Creo que mirar para otra parte cuando nos toca ejercer de
educadores no es razonable, ni conveniente ni moralmente aceptable. Los padres
en particular, y también la sociedad en múltiples facetas, tienen una
responsabilidad de la que no se puede abdicar. Derivar todo al colegio o el
instituto no tiene sentido. Los horarios académicos no son de plastilina, no
podemos ir llenándolos incesantemente de cosas muy importantes sin sacar otras
tan importantes o quizá más. Tenemos que jerarquizar, y eso obliga a dejar
cosas fuera, porque el tiempo de nuestros estudiantes y nuestros profesores no
es más elástico que el nuestro, aunque resulte cómodo pensarlo. Así que debemos
ser conscientes de que, con un tiempo limitado, quedarán fuera temas
importantes, incluso importantísimos.
La educación es una tarea compartida, y muchas de las cosas
que queremos que asuman nuestros hijos tendremos que enseñárselas en casa, y no
siempre con palabras, sino a menudo con el ejemplo. La Constitución puede
enseñarse en clase, pero a ser un buen ciudadano se aprende en casa. La Semana
de la Solidaridad puede celebrarse en el centro escolar. Pero la sensibilidad
social se aprende en casa. El debate civilizado se puede practicar en clase,
pero el respeto a la diferencia razonable de ideas se aprende en casa.

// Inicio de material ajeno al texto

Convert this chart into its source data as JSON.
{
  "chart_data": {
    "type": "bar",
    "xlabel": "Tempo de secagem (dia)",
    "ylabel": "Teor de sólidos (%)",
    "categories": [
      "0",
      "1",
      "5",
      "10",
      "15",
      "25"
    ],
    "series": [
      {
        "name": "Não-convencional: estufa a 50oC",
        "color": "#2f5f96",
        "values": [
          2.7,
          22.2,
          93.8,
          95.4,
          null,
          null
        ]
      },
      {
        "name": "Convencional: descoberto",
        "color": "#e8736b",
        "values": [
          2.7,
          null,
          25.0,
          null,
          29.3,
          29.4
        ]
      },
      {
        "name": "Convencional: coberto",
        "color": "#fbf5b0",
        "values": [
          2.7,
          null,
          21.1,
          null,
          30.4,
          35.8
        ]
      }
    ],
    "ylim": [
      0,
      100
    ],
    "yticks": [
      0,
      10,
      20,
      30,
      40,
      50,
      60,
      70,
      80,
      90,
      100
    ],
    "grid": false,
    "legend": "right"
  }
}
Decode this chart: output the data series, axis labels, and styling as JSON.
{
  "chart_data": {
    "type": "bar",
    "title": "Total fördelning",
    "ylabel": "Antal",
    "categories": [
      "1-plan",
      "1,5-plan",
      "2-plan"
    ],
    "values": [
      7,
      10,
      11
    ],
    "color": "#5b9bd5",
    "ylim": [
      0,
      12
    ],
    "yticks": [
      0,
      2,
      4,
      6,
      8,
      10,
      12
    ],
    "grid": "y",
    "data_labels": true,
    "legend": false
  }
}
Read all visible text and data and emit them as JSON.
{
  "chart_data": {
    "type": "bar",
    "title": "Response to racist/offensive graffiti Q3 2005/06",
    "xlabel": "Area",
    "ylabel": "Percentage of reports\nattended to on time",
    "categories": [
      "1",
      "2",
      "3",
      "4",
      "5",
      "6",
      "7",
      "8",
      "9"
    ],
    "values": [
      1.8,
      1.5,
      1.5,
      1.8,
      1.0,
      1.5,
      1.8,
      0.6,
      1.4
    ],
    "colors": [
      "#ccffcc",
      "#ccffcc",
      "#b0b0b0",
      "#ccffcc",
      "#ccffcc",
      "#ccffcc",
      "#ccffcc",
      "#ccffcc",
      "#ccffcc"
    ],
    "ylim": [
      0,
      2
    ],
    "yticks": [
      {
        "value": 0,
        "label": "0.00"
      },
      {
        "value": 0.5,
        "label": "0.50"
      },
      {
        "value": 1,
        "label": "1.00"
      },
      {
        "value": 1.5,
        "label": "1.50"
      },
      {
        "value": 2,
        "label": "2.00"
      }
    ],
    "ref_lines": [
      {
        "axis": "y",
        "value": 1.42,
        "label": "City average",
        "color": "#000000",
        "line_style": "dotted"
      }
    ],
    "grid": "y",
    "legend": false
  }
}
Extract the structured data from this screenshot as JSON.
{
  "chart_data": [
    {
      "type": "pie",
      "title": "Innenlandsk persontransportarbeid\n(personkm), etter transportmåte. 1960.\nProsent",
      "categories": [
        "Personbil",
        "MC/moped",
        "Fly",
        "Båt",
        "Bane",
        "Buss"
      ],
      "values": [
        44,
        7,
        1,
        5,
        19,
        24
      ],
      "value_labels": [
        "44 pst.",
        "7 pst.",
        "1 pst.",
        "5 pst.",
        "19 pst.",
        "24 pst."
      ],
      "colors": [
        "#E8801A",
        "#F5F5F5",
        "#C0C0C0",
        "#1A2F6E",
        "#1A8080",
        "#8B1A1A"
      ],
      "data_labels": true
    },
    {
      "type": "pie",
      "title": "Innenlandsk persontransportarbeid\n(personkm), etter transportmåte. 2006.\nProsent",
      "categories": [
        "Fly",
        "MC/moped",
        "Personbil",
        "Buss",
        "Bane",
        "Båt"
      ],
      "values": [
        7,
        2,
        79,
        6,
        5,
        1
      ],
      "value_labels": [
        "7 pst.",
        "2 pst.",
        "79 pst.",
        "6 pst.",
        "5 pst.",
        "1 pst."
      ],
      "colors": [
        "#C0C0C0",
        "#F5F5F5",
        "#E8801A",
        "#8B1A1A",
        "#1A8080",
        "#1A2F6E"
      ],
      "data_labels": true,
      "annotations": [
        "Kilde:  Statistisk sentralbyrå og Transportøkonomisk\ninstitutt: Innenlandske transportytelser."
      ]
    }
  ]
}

Porque si no, a este paso, cuando un chico deje la ropa
usada tirada en el suelo también le vamos a echar la culpa al instituto. Por no
habérselo enseñado.
¿En lugar de qué?
Nota. Sobre el tema de la abdicación de las
responsabilidades educativas en los colegios recomiendo el post de Pablo
Gentili Los ricos y
su pobre opinión sobre la escuela pública, publicado el pasado 17 de
febrero en el blog Contrapuntos, de EL PAÍS, cuyo seguimiento también
recomiendo vivamente. Gentili, al que he tenido la suerte de conocer en Buenos Aires, me parece
un experto digno de ser leído y escuchado pero que muy atentamente.